We share this earth we live on, even though it takes discipline to remember this as we want what we want. It is not a manmade object (though it increasingly may seem so) or an artist’s rendition. In Pilgrim at Tinker Creek by Annie Dillard, written at the beginning of what we began to call the ecology movement, she noted:
Van Gogh, you remember, called the world a study that didn’t come off. Whether it came off, is a difficult question… But Van Gogh, a study it is not. This is the truth of the pervading intricacy of the world’s detail: the creation is not a study, a roughed-in sketch; it is supremely, meticulously created, created abundantly, extravagantly, and in fine.
Annie Dillard wrote this in humility and reverence.

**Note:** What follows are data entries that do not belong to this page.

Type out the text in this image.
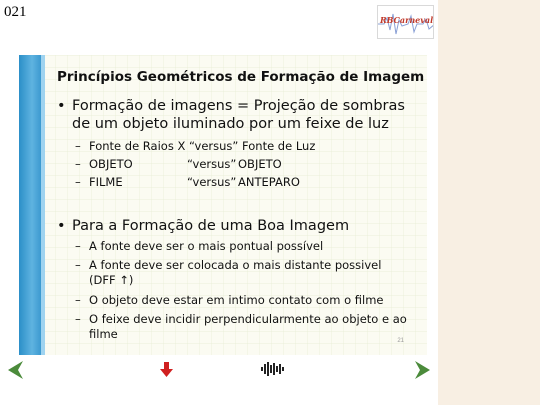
021	RBCarneval
Princípios Geométricos de Formação de Imagem
• Formação de imagens = Projeção de sombras de um objeto iluminado por um feixe de luz
– Fonte de Raios X “versus” Fonte de Luz
– OBJETO	“versus” OBJETO
– FILME	“versus” ANTEPARO
• Para a Formação de uma Boa Imagem
– A fonte deve ser o mais pontual possível
– A fonte deve ser colocada o mais distante possivel (DFF ↑)
– O objeto deve estar em intimo contato com o filme
– O feixe deve incidir perpendicularmente ao objeto e ao filme	21
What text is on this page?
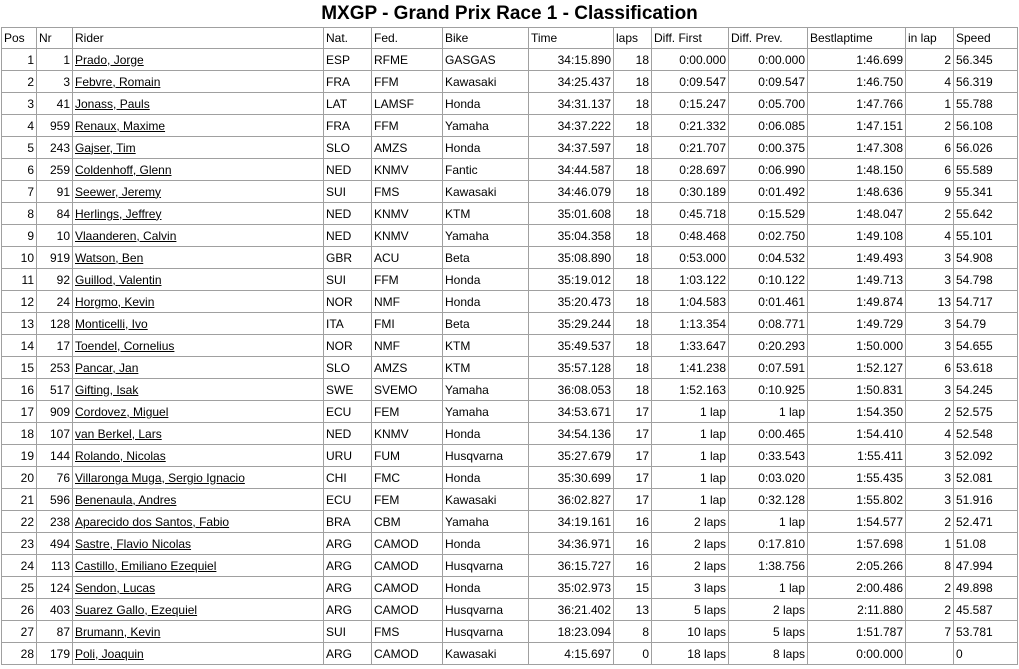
MXGP - Grand Prix Race 1 - Classification
Pos	Nr	Rider	Nat.	Fed.	Bike	Time	laps	Diff. First	Diff. Prev.	Bestlaptime	in lap	Speed
1	1	Prado, Jorge	ESP	RFME	GASGAS	34:15.890	18	0:00.000	0:00.000	1:46.699	2	56.345
2	3	Febvre, Romain	FRA	FFM	Kawasaki	34:25.437	18	0:09.547	0:09.547	1:46.750	4	56.319
3	41	Jonass, Pauls	LAT	LAMSF	Honda	34:31.137	18	0:15.247	0:05.700	1:47.766	1	55.788
4	959	Renaux, Maxime	FRA	FFM	Yamaha	34:37.222	18	0:21.332	0:06.085	1:47.151	2	56.108
5	243	Gajser, Tim	SLO	AMZS	Honda	34:37.597	18	0:21.707	0:00.375	1:47.308	6	56.026
6	259	Coldenhoff, Glenn	NED	KNMV	Fantic	34:44.587	18	0:28.697	0:06.990	1:48.150	6	55.589
7	91	Seewer, Jeremy	SUI	FMS	Kawasaki	34:46.079	18	0:30.189	0:01.492	1:48.636	9	55.341
8	84	Herlings, Jeffrey	NED	KNMV	KTM	35:01.608	18	0:45.718	0:15.529	1:48.047	2	55.642
9	10	Vlaanderen, Calvin	NED	KNMV	Yamaha	35:04.358	18	0:48.468	0:02.750	1:49.108	4	55.101
10	919	Watson, Ben	GBR	ACU	Beta	35:08.890	18	0:53.000	0:04.532	1:49.493	3	54.908
11	92	Guillod, Valentin	SUI	FFM	Honda	35:19.012	18	1:03.122	0:10.122	1:49.713	3	54.798
12	24	Horgmo, Kevin	NOR	NMF	Honda	35:20.473	18	1:04.583	0:01.461	1:49.874	13	54.717
13	128	Monticelli, Ivo	ITA	FMI	Beta	35:29.244	18	1:13.354	0:08.771	1:49.729	3	54.79
14	17	Toendel, Cornelius	NOR	NMF	KTM	35:49.537	18	1:33.647	0:20.293	1:50.000	3	54.655
15	253	Pancar, Jan	SLO	AMZS	KTM	35:57.128	18	1:41.238	0:07.591	1:52.127	6	53.618
16	517	Gifting, Isak	SWE	SVEMO	Yamaha	36:08.053	18	1:52.163	0:10.925	1:50.831	3	54.245
17	909	Cordovez, Miguel	ECU	FEM	Yamaha	34:53.671	17	1 lap	1 lap	1:54.350	2	52.575
18	107	van Berkel, Lars	NED	KNMV	Honda	34:54.136	17	1 lap	0:00.465	1:54.410	4	52.548
19	144	Rolando, Nicolas	URU	FUM	Husqvarna	35:27.679	17	1 lap	0:33.543	1:55.411	3	52.092
20	76	Villaronga Muga, Sergio Ignacio	CHI	FMC	Honda	35:30.699	17	1 lap	0:03.020	1:55.435	3	52.081
21	596	Benenaula, Andres	ECU	FEM	Kawasaki	36:02.827	17	1 lap	0:32.128	1:55.802	3	51.916
22	238	Aparecido dos Santos, Fabio	BRA	CBM	Yamaha	34:19.161	16	2 laps	1 lap	1:54.577	2	52.471
23	494	Sastre, Flavio Nicolas	ARG	CAMOD	Honda	34:36.971	16	2 laps	0:17.810	1:57.698	1	51.08
24	113	Castillo, Emiliano Ezequiel	ARG	CAMOD	Husqvarna	36:15.727	16	2 laps	1:38.756	2:05.266	8	47.994
25	124	Sendon, Lucas	ARG	CAMOD	Honda	35:02.973	15	3 laps	1 lap	2:00.486	2	49.898
26	403	Suarez Gallo, Ezequiel	ARG	CAMOD	Husqvarna	36:21.402	13	5 laps	2 laps	2:11.880	2	45.587
27	87	Brumann, Kevin	SUI	FMS	Husqvarna	18:23.094	8	10 laps	5 laps	1:51.787	7	53.781
28	179	Poli, Joaquin	ARG	CAMOD	Kawasaki	4:15.697	0	18 laps	8 laps	0:00.000		0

The Earth is this, complex and diverse, wondrous and sometimes terrifying, as the earthquakes in Haiti, Peru, Mexico, and China remind us, as the planet heaves, and in Iceland where a volcano erupting this week unleashed a menacing cloud of ash moving eastward across Northern Europe, causing human havoc, ranging from cancelled opera performances, to food shortages, to stranded airline passengers.
We share the Earth, its glories and its terrors.
As one of our seven unifying principles, we covenant to affirm and promote the interdependent web of all existence, of which we are a part. This is what has guided our congregational work, from our mindful tending of Fern Creek, as it flows through our property, to the native butterfly garden we have planted, to the way we renovated and are continuing to upgrade the energy efficiency of our building, to the “green” Atlanta Progressive Preschool we have created.
May we share and care for this planet Earth, our one wild and precious and unpredictable home — starting here.